En public, on murmure, ou l’on se tait, car il y a la peur, la peur qui s’installe, sournoise et épaisse. La méfiance aussi. Que se passe-t-il ? Le Beau Thierry a disparu. Un dimanche soir, une des premières douces journées de mai. Fais ce qu’il te plaît. Chantal Faure l’attendait chez ses parents vers dix-sept heures pour rentrer sur Bruxelles. Le covoiturage habituel. Ils s’étaient quittés la veille après une agréable soirée au café.

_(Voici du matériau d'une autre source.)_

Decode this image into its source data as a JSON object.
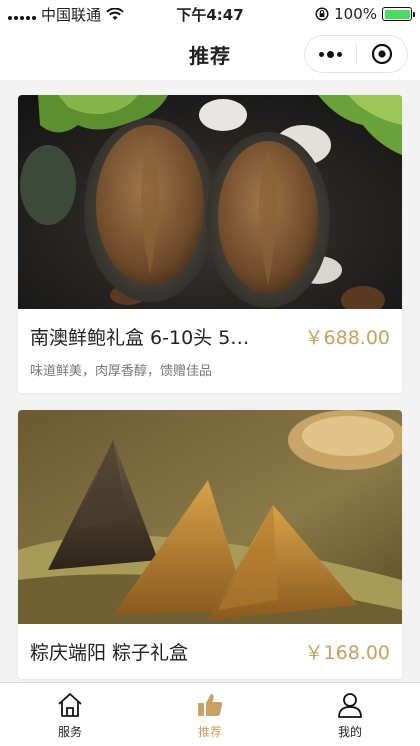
{
  "status_bar": {
    "carrier": "中国联通",
    "time": "下午4:47",
    "battery_pct": "100%",
    "battery_level": 1.0
  },
  "nav": {
    "title": "推荐"
  },
  "colors": {
    "accent_gold": "#c9a063",
    "battery_green": "#4cd964"
  },
  "products": [
    {
      "title": "南澳鲜鲍礼盒 6-10头 5…",
      "price": "￥688.00",
      "desc": "味道鲜美，肉厚香醇，馈赠佳品",
      "image_subject": "abalone"
    },
    {
      "title": "粽庆端阳 粽子礼盒",
      "price": "￥168.00",
      "desc": "",
      "image_subject": "zongzi"
    }
  ],
  "tabs": [
    {
      "label": "服务",
      "icon": "home-icon",
      "active": false
    },
    {
      "label": "推荐",
      "icon": "thumbs-up-icon",
      "active": true
    },
    {
      "label": "我的",
      "icon": "user-icon",
      "active": false
    }
  ]
}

Pour une fois, personne n’avait envie d’aller en discothèque. Ils avaient tous joué aux cartes, s’étaient dit que ce n’était pas plus mal. Le Docteur Francis et sa jeune épouse Bernadette n’étaient pas venus. De jeunes mariés ont besoin d’intimité, répétait-on en ricanant. Cela faisait fort rire d’imaginer ces deux-là au lit.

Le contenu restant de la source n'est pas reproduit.